The lock order violation error is now gone (log attached).

Is this how I should do it if I want helgrind to handle std::mutex correctly?
Comment 9 Paul Floyd 2023-09-12 08:17:59 UTC
There are two ways to initialize a pthread_mutex_t object:
call pthread_mutex_init() or
use the static initializer PTHREAD_MUTEX_INITIALIZER

The function way is "nice" from a Valgrind perspective since we can intercept the function and record the initialization, as well as check that it gets destroyed.

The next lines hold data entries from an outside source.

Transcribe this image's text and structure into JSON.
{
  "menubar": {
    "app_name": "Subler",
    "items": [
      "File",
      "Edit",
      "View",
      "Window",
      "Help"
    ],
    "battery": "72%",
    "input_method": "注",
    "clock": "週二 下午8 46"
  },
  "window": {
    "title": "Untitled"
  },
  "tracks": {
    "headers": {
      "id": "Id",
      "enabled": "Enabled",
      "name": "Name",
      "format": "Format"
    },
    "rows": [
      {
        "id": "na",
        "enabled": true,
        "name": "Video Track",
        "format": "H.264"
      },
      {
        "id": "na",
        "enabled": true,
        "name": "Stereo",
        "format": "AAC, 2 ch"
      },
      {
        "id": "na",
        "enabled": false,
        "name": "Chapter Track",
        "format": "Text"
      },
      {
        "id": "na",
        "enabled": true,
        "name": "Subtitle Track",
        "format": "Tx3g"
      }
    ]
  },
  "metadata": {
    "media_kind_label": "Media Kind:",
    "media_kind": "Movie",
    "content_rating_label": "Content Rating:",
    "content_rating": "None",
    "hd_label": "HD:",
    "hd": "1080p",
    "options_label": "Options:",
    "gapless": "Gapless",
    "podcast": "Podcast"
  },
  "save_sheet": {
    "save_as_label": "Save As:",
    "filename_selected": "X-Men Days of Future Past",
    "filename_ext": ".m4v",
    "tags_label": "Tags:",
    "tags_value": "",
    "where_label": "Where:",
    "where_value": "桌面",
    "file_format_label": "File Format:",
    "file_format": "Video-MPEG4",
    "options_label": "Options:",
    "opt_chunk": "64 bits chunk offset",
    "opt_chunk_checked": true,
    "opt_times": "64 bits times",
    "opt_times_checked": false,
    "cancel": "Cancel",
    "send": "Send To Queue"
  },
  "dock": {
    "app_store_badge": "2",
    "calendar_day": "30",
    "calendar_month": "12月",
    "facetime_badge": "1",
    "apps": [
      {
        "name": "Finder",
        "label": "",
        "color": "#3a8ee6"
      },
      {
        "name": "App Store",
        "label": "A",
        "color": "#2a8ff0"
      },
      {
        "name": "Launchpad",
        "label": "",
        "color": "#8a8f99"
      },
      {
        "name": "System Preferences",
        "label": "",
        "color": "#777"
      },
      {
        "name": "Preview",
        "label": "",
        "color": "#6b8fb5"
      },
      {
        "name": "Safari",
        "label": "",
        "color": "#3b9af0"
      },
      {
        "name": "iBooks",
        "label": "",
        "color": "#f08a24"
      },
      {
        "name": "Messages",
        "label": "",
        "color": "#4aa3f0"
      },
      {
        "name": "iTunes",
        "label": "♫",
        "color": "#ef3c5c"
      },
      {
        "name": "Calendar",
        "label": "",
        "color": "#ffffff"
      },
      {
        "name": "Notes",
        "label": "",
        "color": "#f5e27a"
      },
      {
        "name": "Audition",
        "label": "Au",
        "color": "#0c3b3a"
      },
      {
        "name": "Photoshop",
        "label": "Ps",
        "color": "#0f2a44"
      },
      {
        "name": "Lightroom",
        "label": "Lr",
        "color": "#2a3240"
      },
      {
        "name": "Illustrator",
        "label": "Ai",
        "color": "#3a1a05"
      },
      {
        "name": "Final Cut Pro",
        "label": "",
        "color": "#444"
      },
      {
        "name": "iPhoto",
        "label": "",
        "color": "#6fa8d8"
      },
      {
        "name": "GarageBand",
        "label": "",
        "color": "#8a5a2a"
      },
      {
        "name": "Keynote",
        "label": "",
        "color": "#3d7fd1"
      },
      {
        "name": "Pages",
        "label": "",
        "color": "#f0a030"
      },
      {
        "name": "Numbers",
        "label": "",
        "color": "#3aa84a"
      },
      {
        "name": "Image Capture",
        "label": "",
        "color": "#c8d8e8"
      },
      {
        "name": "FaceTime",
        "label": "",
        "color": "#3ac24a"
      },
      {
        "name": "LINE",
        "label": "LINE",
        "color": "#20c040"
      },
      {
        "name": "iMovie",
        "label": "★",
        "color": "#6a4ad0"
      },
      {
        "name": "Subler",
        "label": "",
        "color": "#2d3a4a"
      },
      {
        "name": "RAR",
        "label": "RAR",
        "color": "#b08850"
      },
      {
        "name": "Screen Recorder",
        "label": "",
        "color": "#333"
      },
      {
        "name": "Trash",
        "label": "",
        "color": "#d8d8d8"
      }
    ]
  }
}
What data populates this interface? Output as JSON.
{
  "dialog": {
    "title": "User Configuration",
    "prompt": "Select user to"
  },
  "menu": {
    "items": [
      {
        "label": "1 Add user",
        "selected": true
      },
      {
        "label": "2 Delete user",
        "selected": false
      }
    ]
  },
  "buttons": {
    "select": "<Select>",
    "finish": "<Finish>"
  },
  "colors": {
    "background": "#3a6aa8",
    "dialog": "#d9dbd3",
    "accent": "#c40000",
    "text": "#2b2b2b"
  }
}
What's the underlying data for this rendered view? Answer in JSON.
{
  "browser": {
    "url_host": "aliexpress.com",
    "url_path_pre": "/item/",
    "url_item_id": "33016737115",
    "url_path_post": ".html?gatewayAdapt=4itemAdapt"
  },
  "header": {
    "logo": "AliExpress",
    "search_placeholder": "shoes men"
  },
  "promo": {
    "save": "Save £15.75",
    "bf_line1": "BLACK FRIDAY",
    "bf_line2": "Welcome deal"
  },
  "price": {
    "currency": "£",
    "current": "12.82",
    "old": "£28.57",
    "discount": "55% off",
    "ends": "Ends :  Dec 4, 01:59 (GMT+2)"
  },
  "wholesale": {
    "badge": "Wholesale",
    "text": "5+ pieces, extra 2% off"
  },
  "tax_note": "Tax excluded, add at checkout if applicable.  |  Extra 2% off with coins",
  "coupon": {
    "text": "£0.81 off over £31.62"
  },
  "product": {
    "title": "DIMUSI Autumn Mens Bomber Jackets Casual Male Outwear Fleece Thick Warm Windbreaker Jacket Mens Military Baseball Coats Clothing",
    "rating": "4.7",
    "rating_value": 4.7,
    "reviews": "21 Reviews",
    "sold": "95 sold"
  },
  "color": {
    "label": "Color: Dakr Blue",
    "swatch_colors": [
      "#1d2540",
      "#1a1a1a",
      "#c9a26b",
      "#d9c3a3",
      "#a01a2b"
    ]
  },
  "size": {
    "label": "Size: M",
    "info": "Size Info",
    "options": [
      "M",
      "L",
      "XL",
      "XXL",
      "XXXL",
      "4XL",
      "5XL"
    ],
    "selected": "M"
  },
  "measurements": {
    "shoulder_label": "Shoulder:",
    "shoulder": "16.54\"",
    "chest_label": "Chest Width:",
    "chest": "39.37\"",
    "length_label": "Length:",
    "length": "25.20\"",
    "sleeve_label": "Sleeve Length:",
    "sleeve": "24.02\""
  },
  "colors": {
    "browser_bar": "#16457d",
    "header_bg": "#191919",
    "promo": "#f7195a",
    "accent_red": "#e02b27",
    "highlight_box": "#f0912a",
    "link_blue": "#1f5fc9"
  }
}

The static initializer is less nice - Valgrind doesn't see anything so can't do any create/destroy validation.

llvm looks like it uses static initialization:

    __libcpp_mutex_t __m_ = _LIBCPP_MUTEX_INITIALIZER;

Not surprising, I expect that it's faster and does the same thing.

libstdc++ code is more complicated and depends on whether __GTHREAD_MUTEX_INIT is defined or not. If it is then static initialization is used. Which is the case for posix systems.

Other than modifying your C++ standard library and writing a wrapper there's no easy fix.
Comment 10 Paul Floyd 2023-09-13 08:37:17 UTC
I still get the same error with CGG 11.2.

Your wrapper looks right to me, as long as the pthread_mutex_t is the very first thing in the maemory layout of the std::mutex. That's the case for GCC libstdc++ and I suspect also for LLVM libc++.